Expectations for corporate sustainability reporting are increasing each year. As companies and their stakeholders gain a greater understanding of sustainability issues in agricultural and forestry supply chains – from GHG emissions and regenerative agriculture to human rights, deforestation, and conversion – companies are faced with a growing number of non-financial disclosure requirements from their investors, customers, and civil society.
To help companies navigate these expectations, the Accountability Framework initiative (AFi) provides clarity on sustainability reporting on forest-risk commodities, such as palm oil, beef, soy, cocoa, and pulp and timber. It does this in two primary ways. First, the Framework itself includes a standard approach to reporting on deforestation, ecosystem conversion, and human rights related to forest-risk commodities. Second, the AFi collaborates with key reporting standards and initiatives to align their indicators with the Accountability Framework and increase consistency between reporting systems.
To clarify expectations on reporting content, the Framework’s Operational Guidance identifies four key elements of reporting that apply for all agricultural and forestry commodities and all companies across the value chain:
- Exposure and risk: To provide an accurate picture of their exposure to environmental and social risk, companies should report information about their roles in commodity production and trade, land holdings and concessions, and commodity purchases. They should also identify and describe salient risks to ecosystems and human rights linked to their operations or supply chains.
- Implementation and management systems to address this risk and achieve responsible supply chains: To show progress towards ethical supply chains, companies should report on their systems and activities to address deforestation, conversion, and human rights risks and impacts. These include risk assessments, supplier management systems, land use planning and land management policies and practices, monitoring systems, and assurance mechanisms such as certification. A list of relevant implementation systems is included as an annex to AFi’s reporting guidance.
- Levels of supply chain traceability and control: Companies should report on the proportion of the commodities they source that are traceable to each applicable level or stage of their supply chains. Reporting should also cover the proportion of supply chain volume and/or the subset of their suppliers for which the level of compliance with the company’s commitments is known.
- Outcomes: Companies should report on both the degree of compliance with supply chain commitments and environmental and social outcomes on the ground. This includes reporting on the degree to which goals have been fulfilled, and progress toward that fulfilment. When possible, it should also include on-the-ground outcomes such as the area of deforestation or conversion associated with their operations or supply chains.
While the Framework’s guidance provides examples of indicators on these four elements, the AFi does not provide a reporting platform or prescribe specific KPIs. This is because there is often value in defining specific KPIs for each reporting topic based on the specific context of each company. Additionally, companies are already using various reporting standards and tools, and many of these have effective indicators for reporting on each of the four elements for some or all of the scope of the Accountability Framework.

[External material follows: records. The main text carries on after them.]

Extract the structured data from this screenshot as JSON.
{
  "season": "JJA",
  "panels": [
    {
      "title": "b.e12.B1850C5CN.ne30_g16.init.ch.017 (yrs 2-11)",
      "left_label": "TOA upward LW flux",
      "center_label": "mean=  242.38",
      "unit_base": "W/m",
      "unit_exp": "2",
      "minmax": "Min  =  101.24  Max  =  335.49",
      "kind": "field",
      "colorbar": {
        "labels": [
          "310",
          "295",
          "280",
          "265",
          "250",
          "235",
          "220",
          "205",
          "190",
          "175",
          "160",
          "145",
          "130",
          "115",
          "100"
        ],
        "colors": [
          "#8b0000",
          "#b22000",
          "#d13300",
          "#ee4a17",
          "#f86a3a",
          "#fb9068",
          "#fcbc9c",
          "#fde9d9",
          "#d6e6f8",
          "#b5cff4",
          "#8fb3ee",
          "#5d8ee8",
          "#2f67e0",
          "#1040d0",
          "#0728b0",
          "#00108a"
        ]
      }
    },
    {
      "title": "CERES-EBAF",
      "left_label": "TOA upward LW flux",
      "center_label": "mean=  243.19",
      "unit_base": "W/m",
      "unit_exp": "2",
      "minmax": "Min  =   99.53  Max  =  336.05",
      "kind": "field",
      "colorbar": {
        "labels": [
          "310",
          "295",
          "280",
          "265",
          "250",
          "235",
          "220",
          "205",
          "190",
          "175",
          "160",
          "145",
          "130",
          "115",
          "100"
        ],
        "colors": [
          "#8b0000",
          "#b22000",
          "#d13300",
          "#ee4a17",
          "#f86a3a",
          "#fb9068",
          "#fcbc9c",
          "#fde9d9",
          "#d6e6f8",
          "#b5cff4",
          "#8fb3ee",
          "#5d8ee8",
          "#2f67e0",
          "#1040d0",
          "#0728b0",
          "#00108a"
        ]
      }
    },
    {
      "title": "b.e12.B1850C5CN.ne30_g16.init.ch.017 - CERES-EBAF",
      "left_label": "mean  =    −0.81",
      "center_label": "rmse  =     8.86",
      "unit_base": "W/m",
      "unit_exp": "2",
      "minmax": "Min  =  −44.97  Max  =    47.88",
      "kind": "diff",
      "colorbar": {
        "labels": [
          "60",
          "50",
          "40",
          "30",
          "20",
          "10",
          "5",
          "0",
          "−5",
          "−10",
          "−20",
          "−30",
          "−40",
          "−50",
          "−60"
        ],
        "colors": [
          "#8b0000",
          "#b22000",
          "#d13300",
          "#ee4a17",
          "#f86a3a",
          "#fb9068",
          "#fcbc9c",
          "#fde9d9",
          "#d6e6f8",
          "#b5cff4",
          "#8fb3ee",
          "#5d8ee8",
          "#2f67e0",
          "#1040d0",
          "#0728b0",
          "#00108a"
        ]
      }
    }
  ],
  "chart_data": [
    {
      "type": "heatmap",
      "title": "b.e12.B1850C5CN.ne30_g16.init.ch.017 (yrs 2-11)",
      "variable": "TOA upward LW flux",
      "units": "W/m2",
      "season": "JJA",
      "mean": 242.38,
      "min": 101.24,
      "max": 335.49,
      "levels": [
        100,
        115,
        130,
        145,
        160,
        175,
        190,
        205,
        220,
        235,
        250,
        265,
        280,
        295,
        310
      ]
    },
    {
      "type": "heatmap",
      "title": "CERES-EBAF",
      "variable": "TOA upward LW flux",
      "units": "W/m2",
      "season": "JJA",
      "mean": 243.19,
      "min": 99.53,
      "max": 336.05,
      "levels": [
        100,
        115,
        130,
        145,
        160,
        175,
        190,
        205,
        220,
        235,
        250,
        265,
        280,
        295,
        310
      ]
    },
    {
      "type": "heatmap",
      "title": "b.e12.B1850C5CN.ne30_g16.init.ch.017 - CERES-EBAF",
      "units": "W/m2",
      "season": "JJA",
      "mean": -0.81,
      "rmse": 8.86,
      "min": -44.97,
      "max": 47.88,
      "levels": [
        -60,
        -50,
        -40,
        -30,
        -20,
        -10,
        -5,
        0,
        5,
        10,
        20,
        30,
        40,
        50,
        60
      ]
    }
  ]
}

The AFi is also working with many of these reporting systems to improve the consistency and alignment of the indicators on which companies are asked to report. For example:
- Companies can use relevant Global Reporting Initiative (GRI) standards to report on most aspects of implementation and outcomes in the scope of the Accountability Framework. The forthcoming Agriculture and Fishing sector standard will clarify topics for reporting in this sector and is expected to include new indicators on ecosystem conversion, aligned with the Framework. Once this standard is released, it will likely allow for comprehensive reporting on all elements of the framework.
- As of 2020, the CDP forests questionnaire has been revised to align with the Accountability Framework. Companies can use CDP Forests to report effectively on all Framework elements related to deforestation and conversion, and many of the elements related to land rights.
- The UNGP Reporting Framework, which guides company reporting against the UN Guiding Principles on Business and Human Rights, provides structure for reporting on policies and implementation on elements of the Framework related to workers’ rights and rights of indigenous peoples and local communities.
- The Implementation Reporting Framework facilitates volume-based reporting on compliance of palm oil volumes with commitments to no deforestation, no peatland conversion, and no exploitation (NDPE).
While it might not solve all of your company’s reporting headaches, the Accountability Framework can help you better align your reporting with the expectations of your stakeholders. And by working behind the scenes with reporting systems, the AFi is helping to increase the alignment among reporting standards and indicators to streamline the work of companies to report their sustainability progress.